3- Encouraging dietary counselling at the antenatal visits for all pregnant women with elevated risk, as it could influence their dietary intakes for better maternal and neonatal outcomes.
4- Encouraging all pregnant women, without contraindications to exercising, should be active and participate in mild-to-moderate exercise for at least 30 minutes on most days of the week and pregnant women who are overweight or obese should be encouraged to follow an exercise programme in order to optimize health outcomes for both the woman and her infant.
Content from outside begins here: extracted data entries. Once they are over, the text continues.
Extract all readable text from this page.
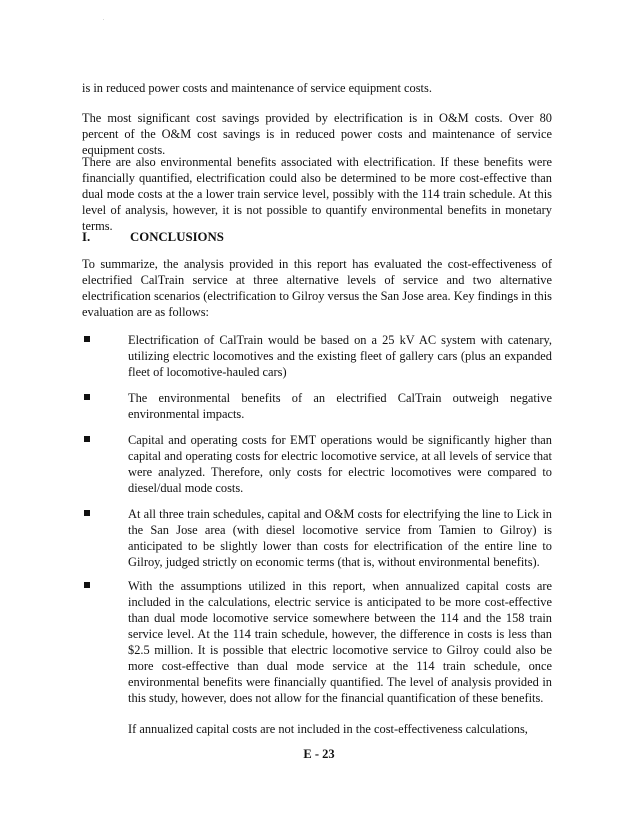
is in reduced power costs and maintenance of service equipment costs.

The most significant cost savings provided by electrification is in O&M costs. Over 80 percent of the O&M cost savings is in reduced power costs and maintenance of service equipment costs.

There are also environmental benefits associated with electrification. If these benefits were financially quantified, electrification could also be determined to be more cost-effective than dual mode costs at the a lower train service level, possibly with the 114 train schedule. At this level of analysis, however, it is not possible to quantify environmental benefits in monetary terms.

I.	CONCLUSIONS

To summarize, the analysis provided in this report has evaluated the cost-effectiveness of electrified CalTrain service at three alternative levels of service and two alternative electrification scenarios (electrification to Gilroy versus the San Jose area. Key findings in this evaluation are as follows:

Electrification of CalTrain would be based on a 25 kV AC system with catenary, utilizing electric locomotives and the existing fleet of gallery cars (plus an expanded fleet of locomotive-hauled cars)

The environmental benefits of an electrified CalTrain outweigh negative environmental impacts.

Capital and operating costs for EMT operations would be significantly higher than capital and operating costs for electric locomotive service, at all levels of service that were analyzed. Therefore, only costs for electric locomotives were compared to diesel/dual mode costs.

At all three train schedules, capital and O&M costs for electrifying the line to Lick in the San Jose area (with diesel locomotive service from Tamien to Gilroy) is anticipated to be slightly lower than costs for electrification of the entire line to Gilroy, judged strictly on economic terms (that is, without environmental benefits).

With the assumptions utilized in this report, when annualized capital costs are included in the calculations, electric service is anticipated to be more cost-effective than dual mode locomotive service somewhere between the 114 and the 158 train service level. At the 114 train schedule, however, the difference in costs is less than $2.5 million. It is possible that electric locomotive service to Gilroy could also be more cost-effective than dual mode service at the 114 train schedule, once environmental benefits were financially quantified. The level of analysis provided in this study, however, does not allow for the financial quantification of these benefits.

If annualized capital costs are not included in the cost-effectiveness calculations,

E - 23
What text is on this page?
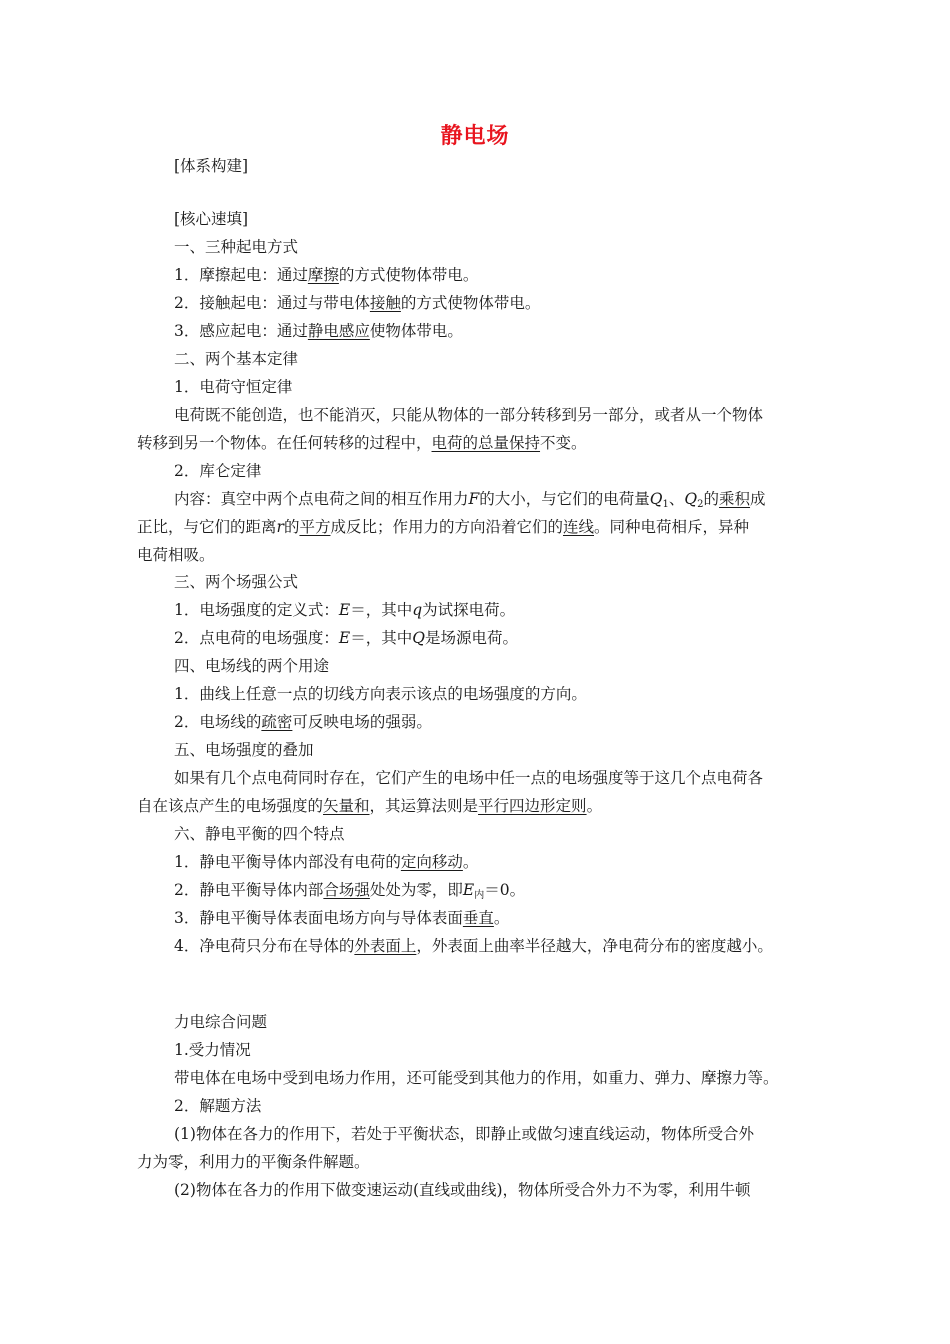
静电场
[体系构建]
[核心速填]
一、三种起电方式
1．摩擦起电：通过摩擦的方式使物体带电。
2．接触起电：通过与带电体接触的方式使物体带电。
3．感应起电：通过静电感应使物体带电。
二、两个基本定律
1．电荷守恒定律
电荷既不能创造，也不能消灭，只能从物体的一部分转移到另一部分，或者从一个物体
转移到另一个物体。在任何转移的过程中，电荷的总量保持不变。
2．库仑定律
内容：真空中两个点电荷之间的相互作用力F的大小，与它们的电荷量$Q_1$、$Q_2$的乘积成
正比，与它们的距离r的平方成反比；作用力的方向沿着它们的连线。同种电荷相斥，异种
电荷相吸。
三、两个场强公式
1．电场强度的定义式：E＝，其中q为试探电荷。
2．点电荷的电场强度：E＝，其中Q是场源电荷。
四、电场线的两个用途
1．曲线上任意一点的切线方向表示该点的电场强度的方向。
2．电场线的疏密可反映电场的强弱。
五、电场强度的叠加
如果有几个点电荷同时存在，它们产生的电场中任一点的电场强度等于这几个点电荷各
自在该点产生的电场强度的矢量和，其运算法则是平行四边形定则。
六、静电平衡的四个特点
1．静电平衡导体内部没有电荷的定向移动。
2．静电平衡导体内部合场强处处为零，即$E_内=0$。
3．静电平衡导体表面电场方向与导体表面垂直。
4．净电荷只分布在导体的外表面上，外表面上曲率半径越大，净电荷分布的密度越小。
力电综合问题
1.受力情况
带电体在电场中受到电场力作用，还可能受到其他力的作用，如重力、弹力、摩擦力等。
2．解题方法
(1)物体在各力的作用下，若处于平衡状态，即静止或做匀速直线运动，物体所受合外
力为零，利用力的平衡条件解题。
(2)物体在各力的作用下做变速运动(直线或曲线)，物体所受合外力不为零，利用牛顿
Encouraging women at risk for gestational diabetes to increase their physical activity daily and explain the benefits of exercise in increasing insulin sensitivity.
5- Prepare programs about the importance of maintaining healthy body weight through following healthy diet, performing physical activity and being active all the time to assume healthy pregnancy and fetus and make these programs free and available for public.
6- Risk assessment should take place at the first prenatal visit.
7- Screening for gestational diabetes mellitus (GDM): should be performed on patients with risk factors during the first trimester. If negative at first visit, they should be retested at 24 and 28 weeks.
1. Performing a 50-g glucose challenge test and if 1-h plasma glucose >130 mg/dL or > 140 mg/dl.
2. Move to the 100-g OGTT for diagnosis.
8- Screening for late onset gestational diabetes mellitus (GDM).
9- Future studies should be recommended as:
- Replication of this study is recommended with several design changes such as, using large sample size; using of randomized selection to achieve appropriate representation of population; and conducting the study in a larger scale to include multicenter.
- An organized, consistent using a structured program tailored to society needs on lifestyle counselling able to reduce incidence of GDM through modifying potential risk behavior. Therefore, it is important to counsel all women at risk of GDM during antenatal visit at primary health care on the importance of diet, physical activity and weight management.
- The promotion of maternal health, particularly in terms of weight and obesity prevention, requires a tripartite approach: (i) encouraging weight loss/management to enter pregnancy at a healthy BMI; (ii) prevention of excessive GWG via appropriately targeted interventions integrated into routine care; and (iii) promotion of postpartum weight loss and return to (healthy) pre-pregnancy BMI.
- Designing simple booklets about healthy diets and exercise (healthy meals, healthy food choices, safe and regular exercise) and distribute it at the out-patient clinics, schools and university and preconception facilities to benefit individuals at risk for GDM.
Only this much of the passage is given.